D’après ce que nous savons, le post-metal est un genre qui peut, soit vous bercer dans un sentiment de sécurité, soit vous étriper si fort que vous vous demandez qui a fait du mal aux personnes qui font de la musique dans ce genre. Mon expérience du post-métal a été très minime, et cela peut être attribué à deux groupes situés à l’opposé du spectre : Cult of Luna et Kontinuum. Cependant, après avoir regardé Roadburn Redux cette année, on peut se demander si notre éducation musicale n’avait pas besoin d’être élargie une fois de plus ; après tout, plus jontinuait à regarder plusieurs sets pendant ces deux jours environ, plus on était étonné et fasciné par la façon dont les groupes semblaient repousser les limites de leur propre créativité pour jouer leurs sets. C’est au cours de cette rafale d’événements que, en parcourant la majorité de la liste de Pelagic Presents, on a rencontré un groupe qui a tiré le tapis sous nos pieds et nous a fait croire que, peut-être, le post-métal avait quelque chose d’avant-gardiste après tout. Préparez-vous à vous élever et à passer dans l’éternité, car c’est ce que Year of No Light veut faire sur son dernier album, Consolamentum.
Pour les non-initiés, un consolamentum était un processus du catharisme dans lequel une personne qui voulait monter au ciel était « consolée » » car ils croyaient que vivre mène au « regret » et qu’ils avaient besoin d’être consolés afin d’être absous tout en gagnant simultanément une régénération spirituelle, le pouvoir de prêcher, et l’élévation à un plan supérieur. Une fois la personne consolée, elle devenait un parfait cathare et devait consacrer sa vie à être missionnaire. Considéré comme hérétique par les catholiques, le catharisme a fini par être éradiqué en 1350 grâce à l’Inquisition médiévale. Pour un terme qui a été rendu « sans signification » par la doctrine religieuse catholique actuelle – étant donné que la plupart des informations que nous connaissons sur les Cathares proviennent du catholicisme – Year of No Light redonne du sens à ce mot en présentant essentiellement à l’auditeur quelque chose qui peut s’apparenter à trouver son salut, d’une manière plutôt sinistre.
Consolamentum est lourd – il y a tellement de tension et de poids dans leur musique qu’elle peut sembler oppressante, surtout lorsque les influences du sludge commencent à vous creuser la peau. Il y a quelque chose dans cette musique qui s’insinue lentement en vous, vous enfonçant de plus en plus dans un miasme de malaise et d’effroi. Il est vrai que cela n’aide pas que l’atmosphère soit épaisse, créée par ce qui ressemble à des tambours dissonants et une guitare cacophonique qui vous fait vraiment tourner la tête. Year of No Light voulait vraiment que l’auditeur ait l’impression d’avoir atteint son salut, et il est clair que le chemin vers le salut est difficile, rempli de paysages sonores infernaux et d’une myriade d’autres bruits qui font que même le cœur de l’auditeur le plus endurci se serre à l’estomac. S ion a déjà eu des réactions viscérales à des albums de cette nature – on pense par exemple à Vide d’Emptiness – Consolamentum est un album qui nous a donné envie de nous éloigner, mais qui nous a maintenus à l’écoute aussi longtemps qu’on a pu le faire. On est ainsi assez curieux pour suivre ses pistes sonores, d’autant plus que la musique oscille et s’enfle d’une manière qui peut sembler formelle, mais qui ne l’est pas. La musique change constamment, et il faut être sur ses gardes lorsque cela se produit, car son humeur et son atmosphère changent en même temps. Ce n’est donc clairement pas le post-métal originel.

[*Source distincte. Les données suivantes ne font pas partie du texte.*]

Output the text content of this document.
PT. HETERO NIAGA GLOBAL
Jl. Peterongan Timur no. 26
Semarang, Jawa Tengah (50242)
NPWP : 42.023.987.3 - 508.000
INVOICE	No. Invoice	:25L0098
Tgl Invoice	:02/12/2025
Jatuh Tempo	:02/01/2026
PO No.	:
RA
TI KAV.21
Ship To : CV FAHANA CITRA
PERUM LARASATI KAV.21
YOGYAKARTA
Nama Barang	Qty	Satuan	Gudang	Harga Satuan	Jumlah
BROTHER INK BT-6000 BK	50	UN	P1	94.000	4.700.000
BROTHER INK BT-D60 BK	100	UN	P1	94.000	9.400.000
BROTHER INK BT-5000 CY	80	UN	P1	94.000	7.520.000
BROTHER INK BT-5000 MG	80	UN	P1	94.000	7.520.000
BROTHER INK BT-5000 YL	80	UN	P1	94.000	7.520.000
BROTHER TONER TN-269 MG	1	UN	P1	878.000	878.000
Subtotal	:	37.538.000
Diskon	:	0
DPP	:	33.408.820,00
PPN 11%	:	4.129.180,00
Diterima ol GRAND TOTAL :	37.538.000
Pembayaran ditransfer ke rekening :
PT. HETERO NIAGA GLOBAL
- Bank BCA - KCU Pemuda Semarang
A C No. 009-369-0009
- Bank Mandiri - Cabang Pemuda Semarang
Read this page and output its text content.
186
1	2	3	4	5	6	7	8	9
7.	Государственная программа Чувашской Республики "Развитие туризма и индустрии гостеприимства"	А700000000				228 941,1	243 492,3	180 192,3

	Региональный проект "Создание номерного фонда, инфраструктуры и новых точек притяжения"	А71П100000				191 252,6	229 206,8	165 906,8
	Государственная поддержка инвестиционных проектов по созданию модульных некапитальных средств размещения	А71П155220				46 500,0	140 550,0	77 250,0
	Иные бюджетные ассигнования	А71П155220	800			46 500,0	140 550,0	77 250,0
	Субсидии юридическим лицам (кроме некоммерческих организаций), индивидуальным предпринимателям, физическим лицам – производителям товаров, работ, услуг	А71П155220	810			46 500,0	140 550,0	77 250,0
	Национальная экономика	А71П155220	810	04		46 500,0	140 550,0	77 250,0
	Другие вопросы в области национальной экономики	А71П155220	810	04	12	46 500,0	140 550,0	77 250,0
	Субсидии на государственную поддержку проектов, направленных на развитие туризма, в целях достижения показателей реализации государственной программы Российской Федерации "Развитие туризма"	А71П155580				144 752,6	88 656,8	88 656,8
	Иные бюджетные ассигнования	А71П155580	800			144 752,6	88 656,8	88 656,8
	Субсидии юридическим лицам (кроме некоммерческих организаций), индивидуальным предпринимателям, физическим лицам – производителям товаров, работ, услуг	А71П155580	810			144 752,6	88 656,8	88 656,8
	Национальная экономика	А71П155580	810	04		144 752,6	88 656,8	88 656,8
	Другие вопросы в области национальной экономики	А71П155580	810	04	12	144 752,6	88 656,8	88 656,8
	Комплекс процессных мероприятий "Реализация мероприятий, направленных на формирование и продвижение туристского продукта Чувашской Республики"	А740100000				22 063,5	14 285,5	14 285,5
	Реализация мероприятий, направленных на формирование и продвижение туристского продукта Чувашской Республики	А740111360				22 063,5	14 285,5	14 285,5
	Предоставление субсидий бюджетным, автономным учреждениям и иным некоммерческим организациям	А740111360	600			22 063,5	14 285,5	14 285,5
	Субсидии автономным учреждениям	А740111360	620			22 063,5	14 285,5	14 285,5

Dans l’ensemble, Consolamentum est un album rempli à ras bord de symboles religieux, d’atmosphères épaisses et d’une myriade d’influences qui élargissent l’étiquette post-métal. Alors que cet album aurait pu fournir un seul morceau sinistre, il en fournit cinq, chacun avec son propre caractère et sa propre nuance. Il est clair que Year of No Light a pris son temps pour créer cet album et cela se voit – leur hiatus de huit ans valait bien la qualité de cet album. On est ainsi profondément enchanté par cet album ; aucun mot ne pourra, d’ailleurs, lui rendre justice ; et, cet égard, nous avons atteint le tiercé de l’étrange avec Vide d’Emptiness, De Doorn d’Amenra et cet album.